Thermal Noise is given by;
N=k T B where;

k= Boltzmann's Constant (J/K) ir (W-s/K)

T = Temperature (K)

B = Bandwidth (Hz)

That would mean that the units of thermal noise can be expressed as Watt-cycles? That doesn't make sense to me.

Normally noise is expressed in dB or dBm. How does that relate to the units here?

Best Answer

Hertz is 1/second. So N in your formula is Watts. The formula is not for noise voltage figure but for noise power. Power is watts, so everything computes OK.

To fully answer your question, noise is measured either in absolute units or as a ratio. Relative unitless ratio is just a number. For each untiless number scale there is always some absolute value in physical units which is agreed upon. Say if reference number is milliwatt, then microwatt of noise is 0.001 unitless on milliwatt scale. Or logarithmically -30dBm or -60dBW, etc.
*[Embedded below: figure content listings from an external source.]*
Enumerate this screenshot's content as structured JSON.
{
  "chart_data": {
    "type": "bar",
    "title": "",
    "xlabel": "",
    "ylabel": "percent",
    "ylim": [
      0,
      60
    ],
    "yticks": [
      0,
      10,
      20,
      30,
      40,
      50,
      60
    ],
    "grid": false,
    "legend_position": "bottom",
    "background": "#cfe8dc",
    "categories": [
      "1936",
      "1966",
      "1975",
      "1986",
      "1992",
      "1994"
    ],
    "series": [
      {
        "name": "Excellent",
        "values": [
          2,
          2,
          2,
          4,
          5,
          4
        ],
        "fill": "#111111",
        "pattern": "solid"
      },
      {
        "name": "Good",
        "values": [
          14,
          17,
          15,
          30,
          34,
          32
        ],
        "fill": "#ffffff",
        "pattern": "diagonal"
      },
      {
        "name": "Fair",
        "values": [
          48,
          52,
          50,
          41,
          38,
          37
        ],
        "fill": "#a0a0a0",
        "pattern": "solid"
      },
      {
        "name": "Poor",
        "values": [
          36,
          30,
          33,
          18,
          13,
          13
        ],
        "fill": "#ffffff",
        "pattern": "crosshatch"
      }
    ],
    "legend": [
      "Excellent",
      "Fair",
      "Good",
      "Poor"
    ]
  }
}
Side note: non zero thermal noise strictly speaking has no absolute maximum voltage amplitude for infinite period of observation. Every observed momentary value can always be exceeded in any of next observations. Saying that noise is 0.01V p-p (peak to peak) is oversimplification or misuse of terminology. Preferred quantification of noise is in any units but with note of the method of observation, like 0.5A rms (root mean square).